Context The degree of androgen receptor (AR) blockade achieved with peroral flutamide is unknown.

Objective To examine the contribution of flutamide to circulating antiandrogenic activity in children with congenital adrenal hyperplasia (CAH) using a recombinant cell bioassay.

Design Open-label, prospective clinical study.

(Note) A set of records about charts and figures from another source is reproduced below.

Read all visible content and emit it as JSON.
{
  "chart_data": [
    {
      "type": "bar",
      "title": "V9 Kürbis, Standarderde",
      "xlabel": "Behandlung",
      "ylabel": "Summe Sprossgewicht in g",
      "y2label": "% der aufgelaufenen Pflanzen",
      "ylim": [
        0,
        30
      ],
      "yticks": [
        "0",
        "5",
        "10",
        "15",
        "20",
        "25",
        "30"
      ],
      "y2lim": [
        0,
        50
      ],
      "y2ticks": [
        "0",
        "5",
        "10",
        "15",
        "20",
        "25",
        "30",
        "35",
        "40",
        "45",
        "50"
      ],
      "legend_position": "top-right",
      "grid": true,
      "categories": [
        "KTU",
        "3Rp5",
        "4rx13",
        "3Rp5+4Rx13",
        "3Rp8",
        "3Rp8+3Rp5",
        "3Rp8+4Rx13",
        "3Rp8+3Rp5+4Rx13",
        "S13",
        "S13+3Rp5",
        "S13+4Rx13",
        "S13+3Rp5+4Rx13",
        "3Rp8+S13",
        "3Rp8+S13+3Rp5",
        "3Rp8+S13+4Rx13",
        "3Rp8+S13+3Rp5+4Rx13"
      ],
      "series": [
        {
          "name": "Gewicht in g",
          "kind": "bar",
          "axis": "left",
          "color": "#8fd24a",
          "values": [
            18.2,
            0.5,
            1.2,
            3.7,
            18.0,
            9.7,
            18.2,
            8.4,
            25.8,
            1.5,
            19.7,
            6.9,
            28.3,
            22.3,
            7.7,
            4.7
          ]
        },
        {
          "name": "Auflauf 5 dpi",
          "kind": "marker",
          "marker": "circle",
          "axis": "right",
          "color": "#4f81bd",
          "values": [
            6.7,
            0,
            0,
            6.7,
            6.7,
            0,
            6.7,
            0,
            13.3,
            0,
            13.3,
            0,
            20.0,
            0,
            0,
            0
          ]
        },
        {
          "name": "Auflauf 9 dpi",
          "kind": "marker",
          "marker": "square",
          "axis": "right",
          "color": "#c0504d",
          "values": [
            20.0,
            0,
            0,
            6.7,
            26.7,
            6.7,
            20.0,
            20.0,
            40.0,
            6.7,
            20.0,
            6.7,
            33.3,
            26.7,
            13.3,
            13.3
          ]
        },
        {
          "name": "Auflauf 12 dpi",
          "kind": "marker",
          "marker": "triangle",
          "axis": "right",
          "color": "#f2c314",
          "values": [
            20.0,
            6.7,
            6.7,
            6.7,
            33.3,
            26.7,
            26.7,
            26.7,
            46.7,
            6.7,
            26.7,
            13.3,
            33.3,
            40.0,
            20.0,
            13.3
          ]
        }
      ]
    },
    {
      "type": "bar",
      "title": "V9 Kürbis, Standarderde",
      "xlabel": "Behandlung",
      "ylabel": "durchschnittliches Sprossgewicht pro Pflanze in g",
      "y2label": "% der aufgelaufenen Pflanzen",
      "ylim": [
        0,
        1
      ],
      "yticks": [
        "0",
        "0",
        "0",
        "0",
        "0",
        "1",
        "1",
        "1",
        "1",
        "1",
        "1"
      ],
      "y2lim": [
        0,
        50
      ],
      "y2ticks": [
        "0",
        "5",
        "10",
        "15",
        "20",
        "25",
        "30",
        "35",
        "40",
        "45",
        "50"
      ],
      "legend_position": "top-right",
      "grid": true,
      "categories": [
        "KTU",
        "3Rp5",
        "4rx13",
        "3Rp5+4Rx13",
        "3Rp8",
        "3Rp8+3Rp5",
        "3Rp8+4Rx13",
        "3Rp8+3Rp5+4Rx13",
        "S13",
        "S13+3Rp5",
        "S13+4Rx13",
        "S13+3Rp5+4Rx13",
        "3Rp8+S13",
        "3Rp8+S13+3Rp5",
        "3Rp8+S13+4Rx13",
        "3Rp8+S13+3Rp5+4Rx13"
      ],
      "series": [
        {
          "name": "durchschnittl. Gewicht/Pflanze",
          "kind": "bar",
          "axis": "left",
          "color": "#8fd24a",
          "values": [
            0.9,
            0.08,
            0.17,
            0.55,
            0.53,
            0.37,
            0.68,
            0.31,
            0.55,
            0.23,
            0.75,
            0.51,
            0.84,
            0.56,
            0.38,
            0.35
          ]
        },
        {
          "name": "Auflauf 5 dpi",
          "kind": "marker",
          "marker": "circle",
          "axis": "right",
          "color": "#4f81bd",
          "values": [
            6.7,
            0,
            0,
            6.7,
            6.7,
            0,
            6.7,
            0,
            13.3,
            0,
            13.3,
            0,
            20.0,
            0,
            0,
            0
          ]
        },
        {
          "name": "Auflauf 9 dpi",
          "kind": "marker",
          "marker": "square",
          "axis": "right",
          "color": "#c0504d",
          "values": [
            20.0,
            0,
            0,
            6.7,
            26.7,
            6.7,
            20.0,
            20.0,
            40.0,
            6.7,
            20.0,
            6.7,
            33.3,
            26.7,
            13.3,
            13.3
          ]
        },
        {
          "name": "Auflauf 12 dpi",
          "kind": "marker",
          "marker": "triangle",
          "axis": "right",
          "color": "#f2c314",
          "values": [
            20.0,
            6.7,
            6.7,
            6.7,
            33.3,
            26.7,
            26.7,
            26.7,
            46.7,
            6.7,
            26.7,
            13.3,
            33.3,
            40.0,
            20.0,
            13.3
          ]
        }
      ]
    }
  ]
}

Setting University central hospital.

Patients 7 children, aged 7.2-10.5 yr.

Intervention As an experimental approach to improve control of height velocity and the rate of bone maturation, the patients received letrozole (2.5 mg/day), and flutamide (10 mg/kg/day), and were followed up at 3-month intervals for 3-12 months. Before employing the bioassay, 2 pools of sera (obtained before and during flutamide treatment) were supplemented with increasing amounts of testosterone, and all sera (n = 27) of individual patients were spiked with a constant amount of exogenous testosterone.

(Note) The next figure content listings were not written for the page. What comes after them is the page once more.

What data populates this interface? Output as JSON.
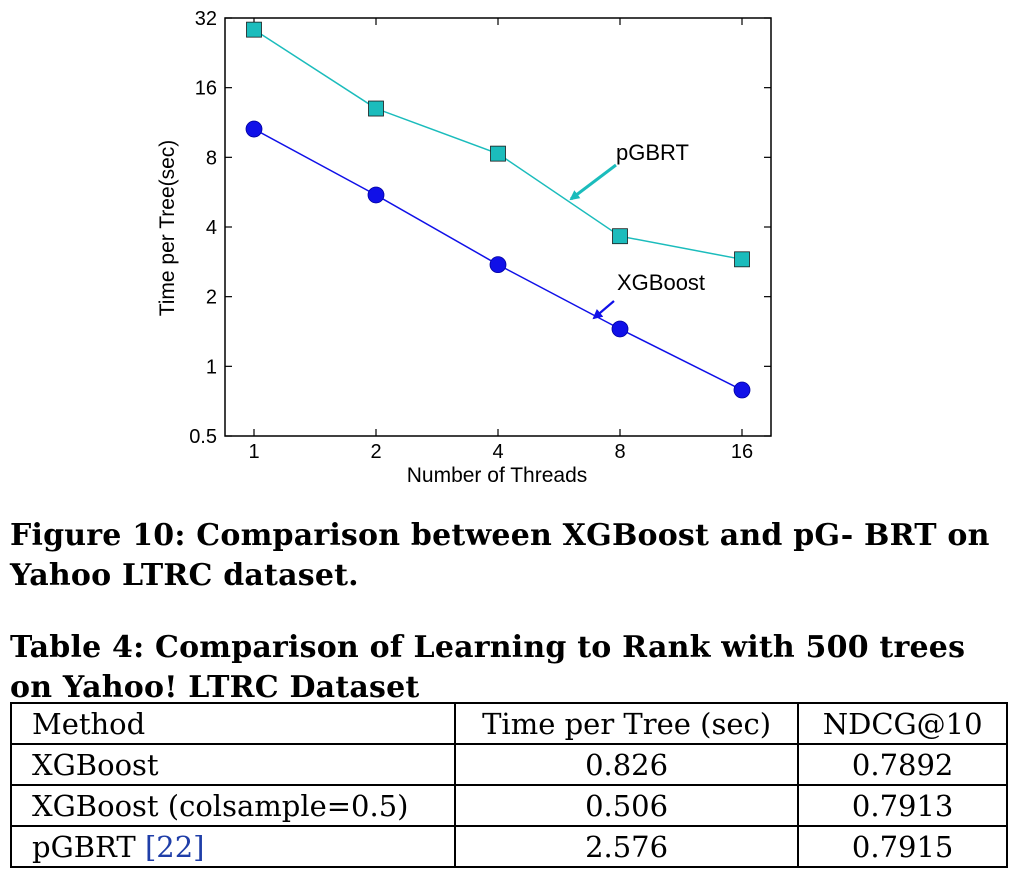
{
  "chart_data": {
    "type": "line",
    "title": "",
    "xlabel": "Number of Threads",
    "ylabel": "Time per Tree(sec)",
    "x": [
      1,
      2,
      4,
      8,
      16
    ],
    "x_ticks": [
      "1",
      "2",
      "4",
      "8",
      "16"
    ],
    "y_ticks": [
      "0.5",
      "1",
      "2",
      "4",
      "8",
      "16",
      "32"
    ],
    "y_tick_values": [
      0.5,
      1,
      2,
      4,
      8,
      16,
      32
    ],
    "ylim": [
      0.5,
      32
    ],
    "yscale": "log2",
    "grid": false,
    "series": [
      {
        "name": "pGBRT",
        "marker": "square",
        "color": "#1bbcbc",
        "values": [
          28.5,
          13.0,
          8.3,
          3.65,
          2.9
        ]
      },
      {
        "name": "XGBoost",
        "marker": "circle",
        "color": "#1010e8",
        "values": [
          10.6,
          5.5,
          2.75,
          1.45,
          0.79
        ]
      }
    ],
    "annotations": [
      {
        "text": "pGBRT",
        "arrow_color": "#1bbcbc"
      },
      {
        "text": "XGBoost",
        "arrow_color": "#1010e8"
      }
    ]
  },
  "figure_caption": "Figure 10: Comparison between XGBoost and pG- BRT on Yahoo LTRC dataset.",
  "table": {
    "caption": "Table 4: Comparison of Learning to Rank with 500 trees on Yahoo! LTRC Dataset",
    "headers": [
      "Method",
      "Time per Tree (sec)",
      "NDCG@10"
    ],
    "rows": [
      {
        "method": "XGBoost",
        "cite": "",
        "time": "0.826",
        "ndcg": "0.7892"
      },
      {
        "method": "XGBoost (colsample=0.5)",
        "cite": "",
        "time": "0.506",
        "ndcg": "0.7913"
      },
      {
        "method": "pGBRT ",
        "cite": "[22]",
        "time": "2.576",
        "ndcg": "0.7915"
      }
    ]
  }
}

Main outcome measure Circulating antiandrogenic activity.

Results Flutamide and/or its metabolites shifted the dose-response curve of testosterone, in that only the highest testosterone concentration, corresponding to 1803 ng/dl (62.5 nM) in human serum, was measurable by the bioassay. In individual sera supplemented with testosterone, flutamide treatment suppressed androgen bioactivity from 378 ± 20 ng/dl (13.1 ± 0.7 nM) (mean±SEM) (pretreatment) to 110 ± 20 ng/dl (3.8 ± 0.7 nM) (3 months), 83.7 ± 12 ng/dl (2.9 ± 0.4 nM) (6 months), 46.2 ± 6 ng/dl (1.6 ± 0.2 nM) (9 months), and 57.7 ± 9 ng/dl (2.0 ± 0.3 nM) (12 months) testosterone equivalents (P < 0.01).

Conclusions A dose of flutamide smaller than 10 mg/kg per day appears sufficient to inhibit AR in children. The recombinant cell bioassay employed herein offers a novel means to monitor the treatment of patients receiving antiandrogens.